A partir da fala do autor compreende-se que a sexualidade é a própria dimensão da vida humana, construída ao longo da história, são os saberes materializados no cotidiano da existência da humanidade. A sexualidade é algo muito particular de cada indivíduo, são as escolhas das condições de existência, provocada por fatores internos e externos à vida de cada sujeito. Ninguém impõem a sexualidade em ninguém, é um processo ímpar de cada sujeito, são as vontades, os desejos, os gostos, as particularidades de realizações dos sonhos. Nessa perspectiva, o ser humano é o único ser na face da terra capaz de construir sexualidade, porque possuem as faculdades de sonhar, desejar, desenvolver personalidade.
A sexualidade na contemporaneidade empreende sua genealogia, buscando as múltiplas causalidades imbricadas em diferentes temporalidades. Como historiador do presente, este autor persegue nos discursos, práticas, realidades e instituições como a sexualidade vai se constituindo e se disseminando na forma de um dispositivo no corpo social. Embora não sendo um mal, pede uma delimitação para fixar até que ponto é conveniente praticá-los. O uso dos prazeres é constituído em função de diferentes estratégias que permitam obter prazer como convém (Antoniassi, 2023, p.53).

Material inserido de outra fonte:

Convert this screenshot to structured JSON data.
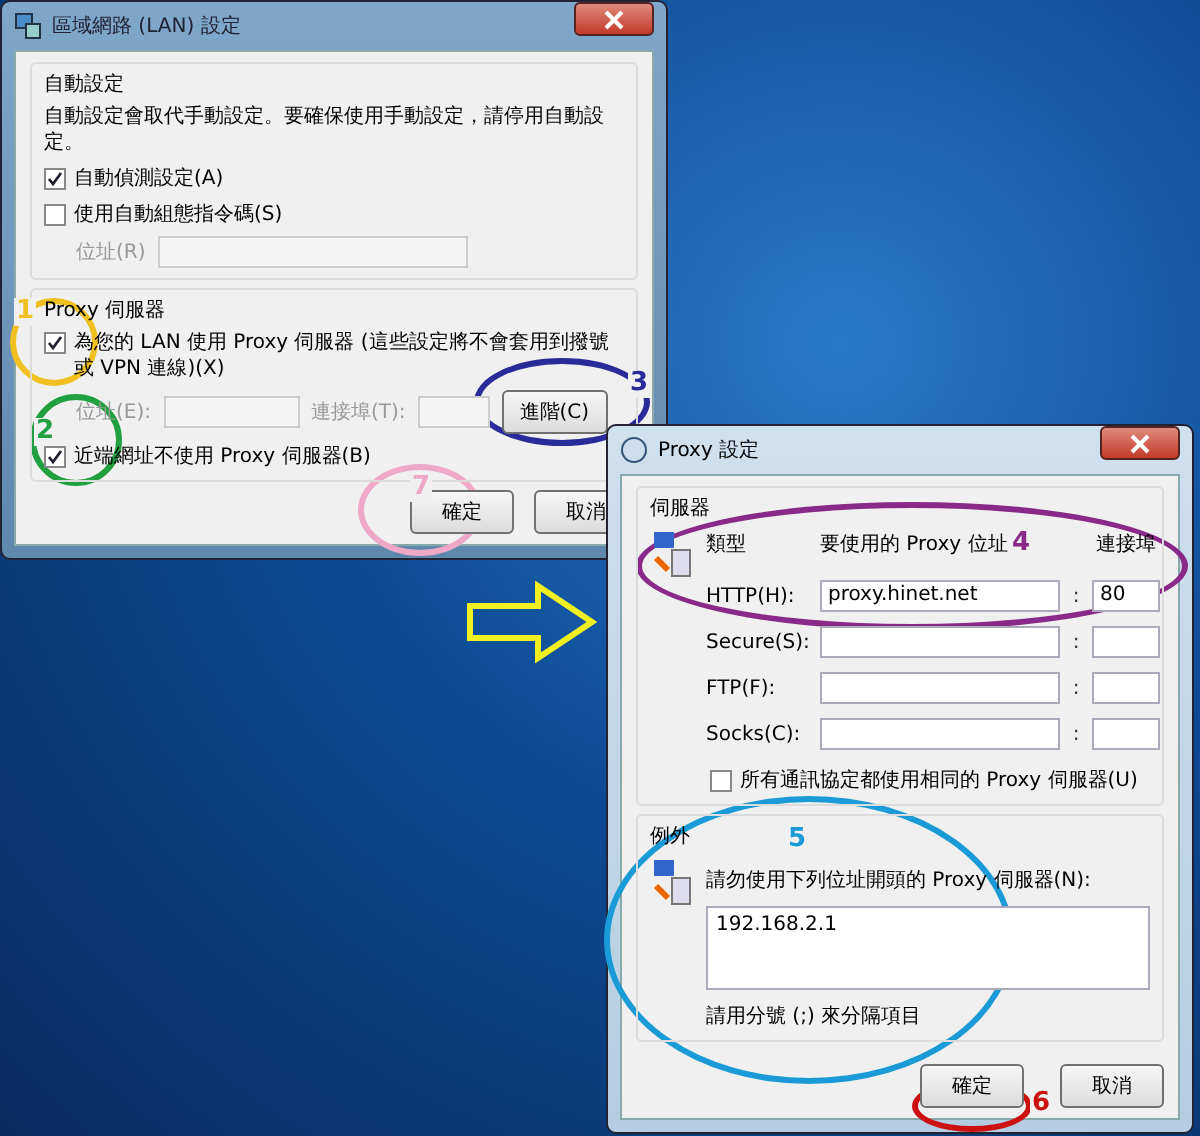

Nunes ( 1987), reforça que a sexualidade é construída a partir das relações estabelecidas historicamente, num processo de transformação, por isso o autor compreende que essa categoria vem sofrendo mudanças, em cada período histórico a sexualidade vem atendendo os valores da época, na Idade Média por exemplo, os valores estavam pautado na religião, logo as condutas sociais atendiam as leis da igreja. A partir do século XV e XVI o mundo passou pelo processo de transformação nos aspectos de produzir, as alterações no comportamento humano passaram a fortalecer seu ego para a ganância do lucro e de acumular patrimônio. As relações sociais possibilitam modificações nos desejos, nos sonhos e nos valores morais da sociedade.
A sexualidade burguesa, comparada às demais é marcada pela repressão intensa, apresentando-se como modelo para todas as camadas sociais. A sexualidade passa a ser vista como a chave para a compreensão da individualidade, ou melhor, o que constitui a própria individualidade. A partir do séc. XIX, o dispositivo de sexualidade vai fixando-se na forma da família, lugar obrigatório do afeto e dos sentimentos de amor (Antoniassi, 2023, p. 54).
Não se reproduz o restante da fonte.